American business manager, management author, and inventor

Charles Underwood Carpenter (Indiana, January 1872 – January 15, 1928) was an American business manager, management author, and inventor, known as "one of the earliest advocates of the committee system in factory management."

== Biography ==
Carpenter got his degree from Princeton University in 1893, and started his career in industry. He came into prominence after being hired by John Henry Patterson, founder of the National Cash Register Company (NCR), in 1901 to reorganize the labor management department of his company. This resulted in the development of the concept of functionalized labour management department, which was set up within NCR. To further promote the idea published the article "The Working of a Labor Department in Industrial Establishments." in the Engineering Magazine in 1903.

At National Cash Register Company (NCR) was put in charge of a workforce of 7.500 man for several years. Around 1905 he left the company and to become President of the Herring-Hall Marvin Safe Company, the largest safe company in the world. Here he wrote the book "Profit Making in Shop and Factory Management," published in 1908.

In the 1910s he joined the Recording and Computing Machines Company, a manufacturer of precision equipment. The Princeton Alumni Weekly in 1918 reported that "Charles U. Carpenter is the Vice-President and Manager of Works, of the Recording and Computing Machines Company of Dayton, Ohio. He has under him 9,000 employees. During the war he gave his big plant over to the manufacture of war supplies. His first job was the production of six million time fuses. He also made many of the optical instruments employed in sighting the guns. An unusual service which he personally rendered the country was the establishment of a training school for mechanics. So important was this work that it has been made the subject of a special bulletin by the Department of Labor, Imperial Munitions Hoard of Canada, and also by the Section on Industrial Training of the Council of National Defence at Washington."

In 1920 Carpenter became president and general manager of the National Industrial Engineering Company, and in those days he was also Vice president of the western Appraisal Company.

== Work ==
Carpenter was promoter of the American system of manufacturing. He claimed. that "one can but admire the wonderful systems of organization and management by which the enormous business interests of the United States are governed."

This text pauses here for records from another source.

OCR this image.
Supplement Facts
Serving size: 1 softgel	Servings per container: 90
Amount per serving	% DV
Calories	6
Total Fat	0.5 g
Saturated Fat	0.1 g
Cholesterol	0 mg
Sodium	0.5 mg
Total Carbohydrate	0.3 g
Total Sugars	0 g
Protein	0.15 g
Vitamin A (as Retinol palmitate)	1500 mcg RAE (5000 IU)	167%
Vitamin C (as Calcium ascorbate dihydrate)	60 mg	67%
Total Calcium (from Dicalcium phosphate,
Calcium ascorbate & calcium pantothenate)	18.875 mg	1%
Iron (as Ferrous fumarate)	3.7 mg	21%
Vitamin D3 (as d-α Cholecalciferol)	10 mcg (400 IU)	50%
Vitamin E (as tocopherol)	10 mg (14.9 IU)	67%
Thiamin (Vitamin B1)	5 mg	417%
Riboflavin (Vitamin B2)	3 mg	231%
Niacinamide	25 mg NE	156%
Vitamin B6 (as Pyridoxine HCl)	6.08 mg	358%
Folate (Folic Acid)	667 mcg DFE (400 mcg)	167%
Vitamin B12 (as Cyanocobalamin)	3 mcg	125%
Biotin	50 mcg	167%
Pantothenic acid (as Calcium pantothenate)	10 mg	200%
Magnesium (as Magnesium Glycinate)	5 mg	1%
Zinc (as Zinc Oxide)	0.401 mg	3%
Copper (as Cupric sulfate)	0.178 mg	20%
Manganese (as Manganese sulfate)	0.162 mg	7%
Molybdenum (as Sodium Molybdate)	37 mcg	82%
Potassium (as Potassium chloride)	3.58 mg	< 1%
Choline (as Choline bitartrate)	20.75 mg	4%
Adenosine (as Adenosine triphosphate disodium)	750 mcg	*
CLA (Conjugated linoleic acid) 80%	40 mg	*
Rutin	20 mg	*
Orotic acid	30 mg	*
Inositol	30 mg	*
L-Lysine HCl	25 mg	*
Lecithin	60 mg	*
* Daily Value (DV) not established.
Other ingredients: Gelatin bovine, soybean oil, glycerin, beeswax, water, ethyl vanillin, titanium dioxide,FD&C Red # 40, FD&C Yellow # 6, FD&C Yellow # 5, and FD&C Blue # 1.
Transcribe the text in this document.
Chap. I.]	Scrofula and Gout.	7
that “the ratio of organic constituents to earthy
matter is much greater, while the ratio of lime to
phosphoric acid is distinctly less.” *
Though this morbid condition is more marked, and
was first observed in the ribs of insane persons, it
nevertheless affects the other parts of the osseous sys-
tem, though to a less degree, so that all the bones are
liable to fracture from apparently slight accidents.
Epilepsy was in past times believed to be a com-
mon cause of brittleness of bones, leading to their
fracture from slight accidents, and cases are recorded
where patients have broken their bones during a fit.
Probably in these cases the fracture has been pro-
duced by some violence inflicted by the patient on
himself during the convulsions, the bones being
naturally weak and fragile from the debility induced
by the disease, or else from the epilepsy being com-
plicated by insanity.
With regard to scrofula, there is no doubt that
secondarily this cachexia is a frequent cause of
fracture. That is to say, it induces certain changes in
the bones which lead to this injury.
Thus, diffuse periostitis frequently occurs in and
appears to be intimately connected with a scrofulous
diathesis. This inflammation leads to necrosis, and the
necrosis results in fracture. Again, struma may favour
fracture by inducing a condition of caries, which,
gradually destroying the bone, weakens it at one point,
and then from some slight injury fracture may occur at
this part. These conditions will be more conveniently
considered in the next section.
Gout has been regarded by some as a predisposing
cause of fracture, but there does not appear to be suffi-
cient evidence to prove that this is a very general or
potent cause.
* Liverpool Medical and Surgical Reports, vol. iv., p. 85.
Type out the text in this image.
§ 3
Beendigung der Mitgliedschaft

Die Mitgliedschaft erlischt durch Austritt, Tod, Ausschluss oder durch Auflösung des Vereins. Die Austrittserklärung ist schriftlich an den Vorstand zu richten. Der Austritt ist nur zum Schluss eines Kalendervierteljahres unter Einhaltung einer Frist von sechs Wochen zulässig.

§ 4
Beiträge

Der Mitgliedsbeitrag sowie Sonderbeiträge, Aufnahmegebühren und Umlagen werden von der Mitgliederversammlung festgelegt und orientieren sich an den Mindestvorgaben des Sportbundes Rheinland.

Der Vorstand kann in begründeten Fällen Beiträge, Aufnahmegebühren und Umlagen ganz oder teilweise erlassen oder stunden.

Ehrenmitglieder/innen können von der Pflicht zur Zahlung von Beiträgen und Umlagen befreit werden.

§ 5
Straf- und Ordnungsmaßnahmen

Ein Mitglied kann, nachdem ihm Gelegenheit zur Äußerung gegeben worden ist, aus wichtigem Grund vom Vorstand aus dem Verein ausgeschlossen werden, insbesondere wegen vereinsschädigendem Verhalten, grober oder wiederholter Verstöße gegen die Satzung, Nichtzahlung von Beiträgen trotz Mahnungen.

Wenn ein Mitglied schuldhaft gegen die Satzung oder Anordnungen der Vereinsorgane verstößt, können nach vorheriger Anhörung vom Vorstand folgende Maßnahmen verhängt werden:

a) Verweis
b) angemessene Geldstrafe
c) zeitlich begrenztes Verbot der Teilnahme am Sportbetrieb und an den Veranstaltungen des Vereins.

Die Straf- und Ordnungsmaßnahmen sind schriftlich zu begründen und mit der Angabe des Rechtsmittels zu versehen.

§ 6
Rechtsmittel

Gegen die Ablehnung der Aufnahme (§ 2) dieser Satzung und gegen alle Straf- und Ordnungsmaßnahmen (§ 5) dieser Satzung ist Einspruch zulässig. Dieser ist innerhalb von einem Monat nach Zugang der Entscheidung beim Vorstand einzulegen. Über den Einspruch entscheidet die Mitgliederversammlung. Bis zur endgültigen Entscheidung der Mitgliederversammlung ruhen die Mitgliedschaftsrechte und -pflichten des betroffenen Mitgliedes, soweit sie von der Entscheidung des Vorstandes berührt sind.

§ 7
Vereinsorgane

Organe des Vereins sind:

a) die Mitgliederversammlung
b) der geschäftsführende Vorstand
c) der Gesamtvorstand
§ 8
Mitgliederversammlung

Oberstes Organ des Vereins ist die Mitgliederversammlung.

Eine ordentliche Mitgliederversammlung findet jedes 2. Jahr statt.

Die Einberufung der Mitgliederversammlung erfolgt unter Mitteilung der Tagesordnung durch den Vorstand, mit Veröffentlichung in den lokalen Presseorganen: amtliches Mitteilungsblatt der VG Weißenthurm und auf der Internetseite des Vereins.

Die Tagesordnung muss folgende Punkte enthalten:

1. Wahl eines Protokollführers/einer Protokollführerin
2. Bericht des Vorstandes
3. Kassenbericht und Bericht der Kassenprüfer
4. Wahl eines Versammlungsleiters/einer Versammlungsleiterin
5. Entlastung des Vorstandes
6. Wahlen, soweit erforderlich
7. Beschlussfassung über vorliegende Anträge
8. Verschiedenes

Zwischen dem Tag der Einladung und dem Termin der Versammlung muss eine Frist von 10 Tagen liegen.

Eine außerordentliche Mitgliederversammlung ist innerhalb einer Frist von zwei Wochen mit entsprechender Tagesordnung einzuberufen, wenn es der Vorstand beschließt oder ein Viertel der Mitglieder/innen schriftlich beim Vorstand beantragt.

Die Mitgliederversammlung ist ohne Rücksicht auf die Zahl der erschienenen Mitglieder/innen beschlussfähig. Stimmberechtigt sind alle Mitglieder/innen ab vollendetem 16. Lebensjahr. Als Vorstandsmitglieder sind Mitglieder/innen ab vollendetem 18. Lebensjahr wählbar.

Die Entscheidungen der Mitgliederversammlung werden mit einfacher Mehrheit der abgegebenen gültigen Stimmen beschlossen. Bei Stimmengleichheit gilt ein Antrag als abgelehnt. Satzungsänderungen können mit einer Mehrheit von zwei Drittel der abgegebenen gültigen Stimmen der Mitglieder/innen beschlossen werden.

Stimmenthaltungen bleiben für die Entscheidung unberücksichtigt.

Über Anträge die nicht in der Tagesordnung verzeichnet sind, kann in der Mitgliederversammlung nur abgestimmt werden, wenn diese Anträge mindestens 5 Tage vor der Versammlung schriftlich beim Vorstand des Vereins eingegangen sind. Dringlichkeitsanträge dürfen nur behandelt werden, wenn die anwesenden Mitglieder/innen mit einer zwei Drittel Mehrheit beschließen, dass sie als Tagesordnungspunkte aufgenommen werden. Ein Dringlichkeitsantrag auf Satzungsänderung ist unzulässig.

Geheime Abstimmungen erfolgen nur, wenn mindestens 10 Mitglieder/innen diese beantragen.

He firmly believed in firm principles of management, and started that "if the system of organization is founded upon the correct principles, the perfection of the details will follow as a natural sequence."

Carpenter was, however, not blind for the all-day practice. He observed, that "in the mind of the old-time manufacturer the word 'system' is indissolubly linked with that of horror of 'extra clerks'..."

== Selected publications ==
- Carpenter, Charles Underwood. Profit Making in Shop and Factory Management. Engineering Magazine, 1908.
- Carpenter, Charles Underwood. Increasing Production, Decreasing Costs, Engineering Magazine Company, (1920)

Articles, a selection:
- Carpenter, Charles U. "Money-making management for workshop and factory," in: Engineering magazine, New York. Vol. 22 (1902) p. 693-702
- Carpenter, C. U. "The Working of a Labor Department in Industrial Establishments." Engineering Magazine 25.1 (1903).
- Carpenter, Charles U. "How We Trained 5,000 Women." Industrial Management 55 (1918): 353-57.
- Carpenter, C. U. "Making a Success of the Small Manufacturing Business." in: Manufacturing Industries Vol. 10, Sept. 1925. p. 125-8

== Patents ==
- Carpenter, Charles E. "Electric controlling and reversing switch." U.S. Patent No. 806,735. 5 Dec. 1905.
- Carpenter, C. U. "Design for a handle for document-files." U.S. Patent No. D42,991. 10 Sep. 1912.
- Carpenter, Charles U. "Fireproof safe." U.S. Patent No. 1,116,382. 10 Nov. 1914.
- Carpenter, Charles U. "Sheet-metal structure." U.S. Patent No 1,373,865, 1921.
- Carpenter, Charles U. "Typewriting machine." U.S. Patent No 1,451,203, 1923.